Russia seeks to rejoin UN human rights council

Russia is seeking re-admission to the United Nations Human Rights Council in an election considered as a litmus test of its international status.

It was kicked from of the UN’s top human rights council in April after its military invaded Ukraine.

However, Russian diplomats are now attempting to re-elect their nation to the council for a new three-year term. The election will be held next month.

Russia seeks to rejoin UN human rights council
Russia seeks to rejoin UN human rights council

Russia vows in the statement to find “adequate solutions for human rights issues” and to keep the council from becoming a “instrument that serves the political wills of one group of countries,” a reference to the West.

According to diplomats, Russia is attempting to rebuild international credibility after being accused of human rights violations in Ukraine and within its own borders.

The most recent evidence of these violations was submitted to the Human Rights Council on Monday in the form of a report from its Commission of Inquiry on Ukraine.

The chair of the panel, Erik Mose, stated that there was ongoing evidence of war crimes like as torture, rape, and assaults on civilians.

Separately, the UN’s special rapporteur for Russia, Mariana Katzarova, stated two weeks ago that the human rights situation in Russia had “significantly deteriorated,” with opponents of the invasion exposed to arbitrary imprisonment, torture, and harsh treatment.

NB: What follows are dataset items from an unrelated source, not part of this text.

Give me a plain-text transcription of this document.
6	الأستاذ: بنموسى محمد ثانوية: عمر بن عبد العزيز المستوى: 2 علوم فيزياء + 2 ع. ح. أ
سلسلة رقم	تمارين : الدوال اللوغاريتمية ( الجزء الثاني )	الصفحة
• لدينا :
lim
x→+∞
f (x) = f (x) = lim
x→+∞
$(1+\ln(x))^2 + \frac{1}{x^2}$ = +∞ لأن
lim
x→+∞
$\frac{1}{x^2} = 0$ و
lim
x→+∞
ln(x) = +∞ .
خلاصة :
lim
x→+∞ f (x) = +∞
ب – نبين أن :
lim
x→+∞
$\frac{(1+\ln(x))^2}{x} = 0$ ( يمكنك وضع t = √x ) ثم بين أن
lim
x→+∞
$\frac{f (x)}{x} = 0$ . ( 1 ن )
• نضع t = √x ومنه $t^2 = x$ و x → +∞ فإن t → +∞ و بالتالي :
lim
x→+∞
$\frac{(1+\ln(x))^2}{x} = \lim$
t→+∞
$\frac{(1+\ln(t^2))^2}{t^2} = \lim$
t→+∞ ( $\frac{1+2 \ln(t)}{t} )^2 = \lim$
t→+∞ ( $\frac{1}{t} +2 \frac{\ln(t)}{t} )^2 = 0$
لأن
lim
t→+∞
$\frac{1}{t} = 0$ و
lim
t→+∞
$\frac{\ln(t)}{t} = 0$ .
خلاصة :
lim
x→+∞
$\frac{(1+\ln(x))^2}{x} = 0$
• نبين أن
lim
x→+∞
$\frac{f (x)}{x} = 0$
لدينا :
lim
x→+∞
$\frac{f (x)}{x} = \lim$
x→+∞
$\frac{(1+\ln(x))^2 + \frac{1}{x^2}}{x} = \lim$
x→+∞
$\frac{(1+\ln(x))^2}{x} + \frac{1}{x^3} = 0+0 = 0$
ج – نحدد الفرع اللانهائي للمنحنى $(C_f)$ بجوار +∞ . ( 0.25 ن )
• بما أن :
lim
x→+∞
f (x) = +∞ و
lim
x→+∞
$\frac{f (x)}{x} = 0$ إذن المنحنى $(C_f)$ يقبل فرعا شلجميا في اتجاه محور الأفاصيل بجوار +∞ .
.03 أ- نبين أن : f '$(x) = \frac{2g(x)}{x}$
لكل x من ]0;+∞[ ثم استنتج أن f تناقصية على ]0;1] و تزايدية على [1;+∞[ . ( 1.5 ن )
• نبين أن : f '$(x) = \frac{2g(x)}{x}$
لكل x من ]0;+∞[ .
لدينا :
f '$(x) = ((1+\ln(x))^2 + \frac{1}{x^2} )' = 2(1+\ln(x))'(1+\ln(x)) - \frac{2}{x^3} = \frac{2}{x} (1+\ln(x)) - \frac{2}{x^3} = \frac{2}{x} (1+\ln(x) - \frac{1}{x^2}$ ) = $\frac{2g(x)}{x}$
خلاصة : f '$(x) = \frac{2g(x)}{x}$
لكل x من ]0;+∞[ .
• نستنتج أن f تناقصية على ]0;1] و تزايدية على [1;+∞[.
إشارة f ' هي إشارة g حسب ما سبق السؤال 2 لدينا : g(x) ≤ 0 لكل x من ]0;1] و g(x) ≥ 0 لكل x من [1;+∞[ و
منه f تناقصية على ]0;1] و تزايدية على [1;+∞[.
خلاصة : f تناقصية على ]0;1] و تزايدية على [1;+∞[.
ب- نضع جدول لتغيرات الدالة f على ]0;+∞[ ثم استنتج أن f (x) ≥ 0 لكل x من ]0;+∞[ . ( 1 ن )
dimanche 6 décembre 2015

The United Nations Human Rights Council is headquartered in Geneva and has 47 members who are chosen for three-year terms.

Russia will fight with Albania and Bulgaria for the two seats on the council allotted for central and eastern European nations in the next elections, which are scheduled for 10 October.

Russia seeks to rejoin UN human rights council

All 193 members of the United Nations General Assembly in New York will vote. According to diplomats there, Russia is lobbying hard, offering grain and armaments in exchange for support from tiny countries.

As a result, they stated that Russia may rejoin the council at any time.

According to the Russian position document, which has been published at the UN, the country aims to “promote cooperation principles and strengthen constructive mutually respectful dialogue in the council in order to find adequate solutions for human rights issues.”

Its main selling point is that Russia will use its membership “to prevent the HRC from becoming an instrument that serves the political will of one group of countries.” It stated that it does not want that organization to “punish non-loyal governments for their independence and foreign policy.”

Russia was suspended from the Human Rights Council in April 2022, with 93 UN General Assembly members voting in favor, 24 against, and 58 abstention. Russia blames its loss of membership on “the United States and its allies” in its position paper.

Three campaign groups, UN Watch, the Human Rights Foundation, and the Raoul Wallenberg Center for Human Rights, agreed last month that Russia was “unqualified” for HRC membership.

“Re-electing Russia to the council now, while its war on Ukraine is still ongoing, would be counterproductive for human rights and would send a message that the UN is not serious about holding Russia accountable for its crimes in Ukraine,” the study stated.

The United Kingdom has stated that it “strongly opposes” Russia’s attempt to rejoin the Human Rights Council.

Russia seeks to rejoin UN human rights council

A representative for the Foreign Office stated: “Widespread evidence of Russia’s human rights abuses and violations in Ukraine and against its own citizens, including those highlighted by the UN’s special rapporteur on Russia just last week, demonstrates Russia’s complete contempt for the work of the council.”

David Lammy, the shadow foreign secretary, stated that Russia had perpetrated atrocities in Ukraine, that its leader had been charged for war crimes by the International Criminal Court, and that Russia had showed complete disregard for the UN Charter.

The thought that Russia could return to the Human Rights Council is an affront to the very essence of human rights and an unacceptable backwards step that could harm its credibility,” according to him. “The government should work intensively with countries who have refused in the past to make the case that the basic principles of the United Nations must be upheld.”